Leonardo DiCaprio (Rick Dalton), doesn't fail to deliver the goods as the somewhat disillusioned actor trying desperately to hold onto his best western star character, in the long running TV series "Bounty Law". But it seems his star is fading fast, as he tries to make the transition from TV to movie actor. The one good thing still on the horizon though is his long time buddy and stunt double, Cliff, played by Brad Pitt. DiCaprio gets to show his versatility but Pitt almost steals the limelight, in that his character is actually the more interesting one. Like a faithful puppy, Cliff is chauffeur, gofer, handyman and friend, but still goes home to a rusty old trailer at night, while Rick soothes away his troubles in a slick mansion with neighbours like Sharon Tate and Polanski living right next door to him.

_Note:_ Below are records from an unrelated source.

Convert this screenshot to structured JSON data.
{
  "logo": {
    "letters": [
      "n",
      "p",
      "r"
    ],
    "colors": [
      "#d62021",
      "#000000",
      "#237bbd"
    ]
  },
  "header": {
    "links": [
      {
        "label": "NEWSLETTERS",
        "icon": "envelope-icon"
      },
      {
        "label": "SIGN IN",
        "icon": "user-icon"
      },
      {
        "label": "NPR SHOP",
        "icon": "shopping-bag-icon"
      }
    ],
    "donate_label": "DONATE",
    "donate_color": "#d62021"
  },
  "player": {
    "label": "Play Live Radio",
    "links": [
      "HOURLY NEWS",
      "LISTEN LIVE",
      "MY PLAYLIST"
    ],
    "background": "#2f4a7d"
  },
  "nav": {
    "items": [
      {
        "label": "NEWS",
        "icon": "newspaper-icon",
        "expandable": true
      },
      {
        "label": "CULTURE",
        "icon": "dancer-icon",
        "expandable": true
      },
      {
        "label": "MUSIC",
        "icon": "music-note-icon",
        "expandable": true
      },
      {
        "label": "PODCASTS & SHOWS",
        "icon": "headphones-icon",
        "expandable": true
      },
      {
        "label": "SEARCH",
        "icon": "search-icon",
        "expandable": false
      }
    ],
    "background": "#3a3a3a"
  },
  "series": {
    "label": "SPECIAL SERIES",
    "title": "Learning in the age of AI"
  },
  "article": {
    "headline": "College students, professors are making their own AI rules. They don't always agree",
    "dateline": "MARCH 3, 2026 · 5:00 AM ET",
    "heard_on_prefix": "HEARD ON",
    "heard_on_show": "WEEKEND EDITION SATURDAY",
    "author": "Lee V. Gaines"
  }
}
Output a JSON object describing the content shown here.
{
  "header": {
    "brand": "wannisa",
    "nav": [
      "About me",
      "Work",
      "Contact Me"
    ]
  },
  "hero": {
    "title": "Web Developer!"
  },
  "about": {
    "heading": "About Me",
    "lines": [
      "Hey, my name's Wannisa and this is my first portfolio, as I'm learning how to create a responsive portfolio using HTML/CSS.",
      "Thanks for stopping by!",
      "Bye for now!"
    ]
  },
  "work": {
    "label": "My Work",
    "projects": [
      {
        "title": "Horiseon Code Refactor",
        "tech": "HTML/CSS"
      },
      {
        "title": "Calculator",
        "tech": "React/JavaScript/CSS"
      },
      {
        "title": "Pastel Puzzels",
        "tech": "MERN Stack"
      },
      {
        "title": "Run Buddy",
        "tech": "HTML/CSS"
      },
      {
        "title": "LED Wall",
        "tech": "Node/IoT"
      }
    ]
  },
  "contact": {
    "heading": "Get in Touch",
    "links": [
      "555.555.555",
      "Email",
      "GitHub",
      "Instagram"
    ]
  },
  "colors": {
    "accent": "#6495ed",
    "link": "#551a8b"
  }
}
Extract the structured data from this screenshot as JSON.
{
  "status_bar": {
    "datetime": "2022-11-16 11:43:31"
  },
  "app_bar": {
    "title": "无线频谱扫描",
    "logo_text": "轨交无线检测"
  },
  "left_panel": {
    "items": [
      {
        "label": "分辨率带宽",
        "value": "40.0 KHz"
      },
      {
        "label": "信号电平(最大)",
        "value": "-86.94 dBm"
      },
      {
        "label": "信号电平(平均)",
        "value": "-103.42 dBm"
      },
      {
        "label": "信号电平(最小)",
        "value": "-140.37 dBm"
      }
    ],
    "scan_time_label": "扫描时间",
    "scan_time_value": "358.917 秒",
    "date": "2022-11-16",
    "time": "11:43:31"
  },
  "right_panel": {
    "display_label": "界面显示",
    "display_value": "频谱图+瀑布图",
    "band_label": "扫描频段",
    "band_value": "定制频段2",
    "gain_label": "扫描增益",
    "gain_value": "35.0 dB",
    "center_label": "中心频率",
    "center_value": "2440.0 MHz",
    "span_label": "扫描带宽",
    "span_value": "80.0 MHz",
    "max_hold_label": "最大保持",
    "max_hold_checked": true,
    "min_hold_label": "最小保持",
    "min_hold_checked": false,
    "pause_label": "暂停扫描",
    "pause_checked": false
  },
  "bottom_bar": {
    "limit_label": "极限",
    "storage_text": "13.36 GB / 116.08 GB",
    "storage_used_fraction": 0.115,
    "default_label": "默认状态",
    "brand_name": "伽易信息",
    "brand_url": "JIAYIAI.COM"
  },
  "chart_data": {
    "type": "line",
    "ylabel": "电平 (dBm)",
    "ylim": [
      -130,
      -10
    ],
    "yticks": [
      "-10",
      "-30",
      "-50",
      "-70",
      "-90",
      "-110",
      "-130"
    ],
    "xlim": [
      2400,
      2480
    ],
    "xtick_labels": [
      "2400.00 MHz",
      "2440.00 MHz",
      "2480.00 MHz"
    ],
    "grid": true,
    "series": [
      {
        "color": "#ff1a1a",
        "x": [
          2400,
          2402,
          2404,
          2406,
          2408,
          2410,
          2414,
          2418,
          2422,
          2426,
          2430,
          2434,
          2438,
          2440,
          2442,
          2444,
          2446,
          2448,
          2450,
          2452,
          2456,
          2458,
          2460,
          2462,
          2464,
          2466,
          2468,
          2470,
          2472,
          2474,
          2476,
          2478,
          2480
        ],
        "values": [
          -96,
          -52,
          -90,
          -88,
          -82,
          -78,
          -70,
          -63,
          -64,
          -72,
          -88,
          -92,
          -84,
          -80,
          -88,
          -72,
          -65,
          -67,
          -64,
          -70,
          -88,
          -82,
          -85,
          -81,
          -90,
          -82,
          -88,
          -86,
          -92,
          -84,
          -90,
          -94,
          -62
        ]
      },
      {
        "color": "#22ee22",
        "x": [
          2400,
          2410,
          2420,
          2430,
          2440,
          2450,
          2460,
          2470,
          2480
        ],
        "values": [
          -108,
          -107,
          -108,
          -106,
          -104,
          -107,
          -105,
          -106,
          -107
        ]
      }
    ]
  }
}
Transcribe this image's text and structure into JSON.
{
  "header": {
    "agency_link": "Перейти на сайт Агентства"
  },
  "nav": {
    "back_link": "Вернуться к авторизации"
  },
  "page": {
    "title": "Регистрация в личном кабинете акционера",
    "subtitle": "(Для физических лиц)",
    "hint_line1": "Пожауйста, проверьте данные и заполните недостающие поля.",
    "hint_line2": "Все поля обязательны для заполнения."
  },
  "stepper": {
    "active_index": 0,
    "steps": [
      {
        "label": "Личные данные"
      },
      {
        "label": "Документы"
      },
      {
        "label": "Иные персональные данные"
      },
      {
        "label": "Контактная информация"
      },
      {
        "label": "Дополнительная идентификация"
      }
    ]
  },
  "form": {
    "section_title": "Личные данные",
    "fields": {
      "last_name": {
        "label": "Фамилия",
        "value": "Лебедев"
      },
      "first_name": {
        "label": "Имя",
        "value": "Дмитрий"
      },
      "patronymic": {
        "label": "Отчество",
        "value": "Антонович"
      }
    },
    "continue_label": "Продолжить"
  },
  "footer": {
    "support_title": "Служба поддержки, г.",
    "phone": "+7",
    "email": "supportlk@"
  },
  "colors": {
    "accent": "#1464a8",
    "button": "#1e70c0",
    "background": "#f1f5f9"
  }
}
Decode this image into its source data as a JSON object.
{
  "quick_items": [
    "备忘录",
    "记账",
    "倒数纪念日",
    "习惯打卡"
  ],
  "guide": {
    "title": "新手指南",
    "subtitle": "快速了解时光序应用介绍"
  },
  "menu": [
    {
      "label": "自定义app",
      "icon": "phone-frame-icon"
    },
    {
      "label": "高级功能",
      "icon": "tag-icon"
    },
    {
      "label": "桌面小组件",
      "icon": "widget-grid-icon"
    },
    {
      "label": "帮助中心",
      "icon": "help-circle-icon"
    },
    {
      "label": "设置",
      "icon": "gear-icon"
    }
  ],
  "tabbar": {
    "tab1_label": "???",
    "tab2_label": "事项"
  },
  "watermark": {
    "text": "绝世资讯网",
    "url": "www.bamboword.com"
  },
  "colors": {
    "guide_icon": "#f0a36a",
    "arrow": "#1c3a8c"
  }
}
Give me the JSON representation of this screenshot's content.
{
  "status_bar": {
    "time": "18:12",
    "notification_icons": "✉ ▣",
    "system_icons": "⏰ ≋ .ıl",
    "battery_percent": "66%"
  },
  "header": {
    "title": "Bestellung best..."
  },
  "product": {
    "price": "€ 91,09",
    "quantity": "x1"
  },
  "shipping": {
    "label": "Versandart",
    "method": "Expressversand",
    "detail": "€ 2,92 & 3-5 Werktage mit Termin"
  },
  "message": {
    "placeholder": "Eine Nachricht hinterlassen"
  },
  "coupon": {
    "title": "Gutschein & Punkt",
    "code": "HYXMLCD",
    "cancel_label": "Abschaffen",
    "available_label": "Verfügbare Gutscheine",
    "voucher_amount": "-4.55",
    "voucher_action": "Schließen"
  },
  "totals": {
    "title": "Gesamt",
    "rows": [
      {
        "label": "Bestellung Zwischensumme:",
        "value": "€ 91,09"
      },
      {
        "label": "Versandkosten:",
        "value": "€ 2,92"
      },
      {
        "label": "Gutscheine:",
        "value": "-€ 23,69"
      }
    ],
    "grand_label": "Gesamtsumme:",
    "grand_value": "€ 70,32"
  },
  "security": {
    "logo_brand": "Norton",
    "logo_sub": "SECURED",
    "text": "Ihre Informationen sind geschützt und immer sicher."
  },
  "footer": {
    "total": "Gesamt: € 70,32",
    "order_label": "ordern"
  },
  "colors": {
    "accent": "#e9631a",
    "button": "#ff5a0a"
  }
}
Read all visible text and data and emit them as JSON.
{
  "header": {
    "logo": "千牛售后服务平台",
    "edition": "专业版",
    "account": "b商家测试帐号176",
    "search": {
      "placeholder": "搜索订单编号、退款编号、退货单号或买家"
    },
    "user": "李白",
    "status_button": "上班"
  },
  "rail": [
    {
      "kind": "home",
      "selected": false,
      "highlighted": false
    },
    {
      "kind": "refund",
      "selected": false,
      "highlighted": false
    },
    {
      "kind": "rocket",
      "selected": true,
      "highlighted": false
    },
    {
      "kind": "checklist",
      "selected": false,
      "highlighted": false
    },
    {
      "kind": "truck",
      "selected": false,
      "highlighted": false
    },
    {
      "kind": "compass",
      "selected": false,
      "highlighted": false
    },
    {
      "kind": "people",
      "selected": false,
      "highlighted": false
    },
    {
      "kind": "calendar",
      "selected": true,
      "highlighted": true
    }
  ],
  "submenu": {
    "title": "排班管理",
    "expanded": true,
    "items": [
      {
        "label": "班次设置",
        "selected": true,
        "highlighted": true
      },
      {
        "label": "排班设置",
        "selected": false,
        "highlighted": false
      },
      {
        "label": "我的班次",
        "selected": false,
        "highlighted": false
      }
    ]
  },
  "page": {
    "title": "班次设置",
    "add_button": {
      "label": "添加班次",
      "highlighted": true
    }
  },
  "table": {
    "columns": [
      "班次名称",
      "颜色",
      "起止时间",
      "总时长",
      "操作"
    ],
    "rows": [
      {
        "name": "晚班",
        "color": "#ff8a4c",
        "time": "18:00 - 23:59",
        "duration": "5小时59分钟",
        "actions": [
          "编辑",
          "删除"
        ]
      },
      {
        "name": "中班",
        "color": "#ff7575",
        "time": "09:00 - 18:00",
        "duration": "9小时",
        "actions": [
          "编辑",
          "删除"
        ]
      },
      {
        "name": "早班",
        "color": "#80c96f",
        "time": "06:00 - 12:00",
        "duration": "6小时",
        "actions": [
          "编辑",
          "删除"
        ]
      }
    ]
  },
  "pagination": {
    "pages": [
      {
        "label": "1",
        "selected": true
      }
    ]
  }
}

Although Rick is a fictional character Tarantino has based him on several real life actors of the time, to include George Maharis and Tab Hunter, who was the Hollywood golden boy of the era. It's an ambitious concept but does it really succeed? While DiCaprio can't fail to keep us watching, it did seem sometimes, more like a case of having to pull out too many people from the box. But, to his credit, what successfully emerged through all these different characters, were solid glimmers of Burt Reynolds. It was Tarantino's intention to base the friendship between Rick and Cliff on that of Reynolds and his own stunt double Hal Needham, this was something which definitely worked well in the movie, and both DiCaprio and Pitt have great chemistry.

There's really not much to dislike here, the entire movie is a masterful blend of art and fiction. With one exception, the Bruce Lee scene. While some may see it as an oversight, staunch fans of Bruce are very indignant about it. Mr Tarantino, what were you thinking? It's caused a rather big blot on an almost flawless canvas, and mars the overall standing of this movie. While Mike Moh is admirable in his portrayal of Mr Lee, he definitely has the stance, the moves, and the presence captured well, there's a touch of arrogance which is overplayed. The ending of the scene is also unfavorable and doesn't do justice to the Little Dragon's prowess and excellence as a martial artist, first and foremost. In real life Bruce would surely have the measure of a stuntman within seconds! By all means have him thrown into the side of that car, but then it would have been so much fun to expand on that, to see him get back up and deliver the final winning blow, with a touch of humour, which he most definitely had.

But, looking at the movie overall, it nevertheless still has its joyful moments and is very entertaining, and with a stellar cast to include such stalwarts as Al Pacino and Bruce Dern, along with Margot Robbie as Sharon Tate, it's like being in a luxury candy store. Watch out for newcomer Damian Lewis as a very convincing Steve McQueen. Not forgetting those gorgeous vintage cars like the Cadillac de Ville, and the cute blue Karmann Ghia driven by Cliff, plus some glorious music, courtesy of Deep Purple and Vanilla Fudge, which are used to wonderful effect, turning up the mood button for those scenes where dialogue just isn't necessary. In true Tarantino style the ending of the movie is a shocking one, but it fits perfectly.